AWSTATs is currently behind an HTTP Auth. Morbus indicates we can do the following
"so you either want to pass http auth headers to drupal_http_request, or tell your apache/.htaccess to Allow from localhost (presuming your scraper is running on the same box as d.o) and Satisfy any."
We then need to gather data and post to Drupal.org somehow.
Comments
Comment #1
morbus iffAn example of the .htaccess (or httpd.conf) would be something like:
<Location "/awstats">
AuthType Basic
AuthName "awstats super sekrit"
AuthUserFile /usr/local/apache2.2/user.passwd
Require valid-user
Allow from 111.11.11.1 [this is the IP of the box that runs the scraper]
Allow from localhost [sometimes, you JUST need this line; depends on network config]
Order allow,deny [allow those who match; deny everyone else]
Satisfy any [this says to satisfy EITHER the HTTP auth OR the Allow/Deny rules]
</Location>
Also: "amazon: sure. i don't have any examples of http auth with drupal_http_request, but ... there is scraping code in bot_project.module (that scrapes project.module from d.o)... line 121 through 143ish here.
Comment #2
gregglesDrupal5 drupal_http_request cannot to http auth. In Drupal6 it can http://drupal.org/node/182410
Also, note that there is a lot of good discussion on this topic http://lists.drupal.org/pipermail/development/2006-November/020841.html
As far as I know, awstats doesn't include all modules. It stops keeping track of files at some point (the last time I made a report on this it was around 150 downloads a month). Especially now that we've got more projects I'm not sure that awstats can do what we need.
Comment #3
emsearcy commentedI appreciate the suggested apache config, but as usual things are more complicated here because we have a more complex setup; awstats runs on a separate box, that pulls logs from the webnodes, but it pushes the reports to an accessible web server, which is behind Squid so I would have to use X-Forward-For environmental variables instead of Allow/Deny, etc. We can't pull from Apache anyhow (keep reading), so it doesn't matter.

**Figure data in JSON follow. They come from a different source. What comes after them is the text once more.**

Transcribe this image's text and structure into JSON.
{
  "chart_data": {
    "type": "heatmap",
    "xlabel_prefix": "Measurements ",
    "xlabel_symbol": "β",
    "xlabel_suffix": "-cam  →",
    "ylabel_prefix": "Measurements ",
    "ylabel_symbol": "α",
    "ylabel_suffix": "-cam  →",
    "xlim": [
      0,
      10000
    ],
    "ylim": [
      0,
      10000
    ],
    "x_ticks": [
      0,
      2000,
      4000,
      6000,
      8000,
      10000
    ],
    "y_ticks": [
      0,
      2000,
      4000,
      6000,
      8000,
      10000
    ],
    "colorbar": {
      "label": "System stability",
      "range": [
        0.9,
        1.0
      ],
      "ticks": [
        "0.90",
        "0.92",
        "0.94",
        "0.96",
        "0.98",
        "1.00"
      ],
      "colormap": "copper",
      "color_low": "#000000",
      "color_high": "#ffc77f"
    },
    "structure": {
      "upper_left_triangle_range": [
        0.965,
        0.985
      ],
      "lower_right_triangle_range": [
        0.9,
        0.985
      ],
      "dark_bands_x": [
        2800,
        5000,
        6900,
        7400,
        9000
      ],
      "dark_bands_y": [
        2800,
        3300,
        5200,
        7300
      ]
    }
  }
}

Also, I don't think running this `scraper' from within Drupal (presumably via drupal cron job) is a good idea, it's more robust for me pull via rsync in a system cron job. Basically, I can drop these statistics into the Drupal web NFS space, we should be able to have a module parse the data already on disk. This is similar to how we have a system cron job updating /var/www/api.drupal.org/src/ which is parsed by the site in /var/www/api.drupal.org/htdocs.

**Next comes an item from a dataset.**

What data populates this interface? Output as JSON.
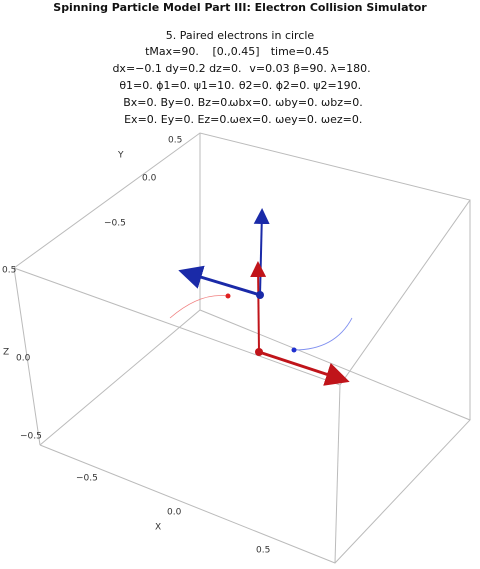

Depends. It's true that the reports do not show all the modules, however the compiled awstats data files that are used to build the reports do have this data. It's more efficient to parse these data files than the html reports anyhow.
Comment #4
Amazon commentedEric, could we get a sampl awstats data file?
Comment #5
emsearcy commentedSample is the month of October (auth required). The section you'd want is the last one, between BEGIN_SIDER and END_SIDER (and you can use the POS_SIDER byte offset in your script to seek directly to this section).
Comment #6
Amazon commentedhttp://sourceforge.net/projects/phpawstats/
This script might come in handy for someone who wanted to get a parser running so we dynamically show the latest downloads.
Comment #7
gerhard killesreiter commentedAmazon has now access to awstats.
Comment #8
Anonymous (not verified) commentedAutomatically closed -- issue fixed for two weeks with no activity.